We choose one student randomly. What is the probability that they are studying all $3$ languages?
I tried it like this:
A - students that are studying English
B - students that are studying French
C - students that are studying German
$P(A \cap B \cap C) = 1-P(A^c\cup B^c\cup C^c)= 1-[P(A^c\cup B^c)+P(C^{c})-P((A^c\cup B^c)\cap C^c)] = 1-[P((A\cap B)^c)+P(C^{c})-(1-P((A\cap B)\cup C))]$
But now I don't know what to do with $P((A\cap B)\cup C))$. If I do the union thing again I will just be back at the beginning.
Draw a Venn diagram. For the triple intersection put in your unknown a. Now as EUF=6, for EUFUG' put in 6-a.
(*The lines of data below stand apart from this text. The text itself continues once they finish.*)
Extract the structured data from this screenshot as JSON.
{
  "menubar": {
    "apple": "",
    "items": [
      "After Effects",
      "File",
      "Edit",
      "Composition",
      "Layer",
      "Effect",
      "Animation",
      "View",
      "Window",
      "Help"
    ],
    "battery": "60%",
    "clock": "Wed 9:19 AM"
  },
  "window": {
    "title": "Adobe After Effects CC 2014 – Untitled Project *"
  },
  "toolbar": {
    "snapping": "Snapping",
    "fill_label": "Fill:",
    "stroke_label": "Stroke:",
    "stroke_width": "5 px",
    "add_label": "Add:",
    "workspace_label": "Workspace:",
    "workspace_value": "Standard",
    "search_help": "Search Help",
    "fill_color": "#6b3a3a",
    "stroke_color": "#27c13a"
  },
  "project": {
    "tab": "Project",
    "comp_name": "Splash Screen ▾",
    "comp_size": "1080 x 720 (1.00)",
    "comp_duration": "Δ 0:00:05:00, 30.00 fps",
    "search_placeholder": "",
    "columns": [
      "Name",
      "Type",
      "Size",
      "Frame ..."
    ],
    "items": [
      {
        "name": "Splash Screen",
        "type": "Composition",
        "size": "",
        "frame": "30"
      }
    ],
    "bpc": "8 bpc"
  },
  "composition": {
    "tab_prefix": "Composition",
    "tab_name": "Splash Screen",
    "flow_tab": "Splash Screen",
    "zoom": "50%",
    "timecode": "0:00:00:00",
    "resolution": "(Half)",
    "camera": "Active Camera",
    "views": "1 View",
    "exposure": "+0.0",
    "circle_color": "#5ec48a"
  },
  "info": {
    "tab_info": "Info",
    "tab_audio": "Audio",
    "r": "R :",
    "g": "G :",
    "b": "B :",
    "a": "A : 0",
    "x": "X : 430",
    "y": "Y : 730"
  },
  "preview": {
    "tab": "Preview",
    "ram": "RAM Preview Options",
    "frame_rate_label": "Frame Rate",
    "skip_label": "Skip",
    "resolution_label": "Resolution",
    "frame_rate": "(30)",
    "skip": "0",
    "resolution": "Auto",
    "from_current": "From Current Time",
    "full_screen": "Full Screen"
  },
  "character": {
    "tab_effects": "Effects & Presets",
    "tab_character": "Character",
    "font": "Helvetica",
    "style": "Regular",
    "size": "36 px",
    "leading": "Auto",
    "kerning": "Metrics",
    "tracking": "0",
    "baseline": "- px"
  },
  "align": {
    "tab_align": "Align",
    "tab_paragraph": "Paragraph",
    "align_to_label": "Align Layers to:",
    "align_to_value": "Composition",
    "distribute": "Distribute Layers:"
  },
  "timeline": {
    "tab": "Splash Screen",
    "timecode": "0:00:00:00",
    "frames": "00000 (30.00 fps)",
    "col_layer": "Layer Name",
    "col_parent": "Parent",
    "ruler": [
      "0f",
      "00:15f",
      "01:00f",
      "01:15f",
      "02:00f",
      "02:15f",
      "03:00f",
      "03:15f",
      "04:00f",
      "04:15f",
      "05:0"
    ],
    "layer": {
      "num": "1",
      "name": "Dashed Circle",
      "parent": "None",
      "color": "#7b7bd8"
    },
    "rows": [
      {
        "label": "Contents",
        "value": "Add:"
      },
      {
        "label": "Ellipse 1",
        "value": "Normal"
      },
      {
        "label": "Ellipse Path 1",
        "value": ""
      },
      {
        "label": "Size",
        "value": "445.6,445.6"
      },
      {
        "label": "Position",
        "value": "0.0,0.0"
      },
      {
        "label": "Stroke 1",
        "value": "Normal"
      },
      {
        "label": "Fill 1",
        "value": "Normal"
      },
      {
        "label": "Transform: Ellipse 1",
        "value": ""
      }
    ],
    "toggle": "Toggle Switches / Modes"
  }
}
In similar fashion, FUGUE'=5-a; & EUGUF'=7-a.
But now, EUF'UG' becomes 10-[6+(7-a)]; FUE'UG'=12-[6+(5-a)]; & GUE'UF'=16-[5+(7-a)].
But now we have a problem: is it assumed that everyone in the class is taking at least one language?! For o/w we have 2 unknowns where a+b=5.
If all are taking at least one, then a=5, & the probability will be 5/25=1/5.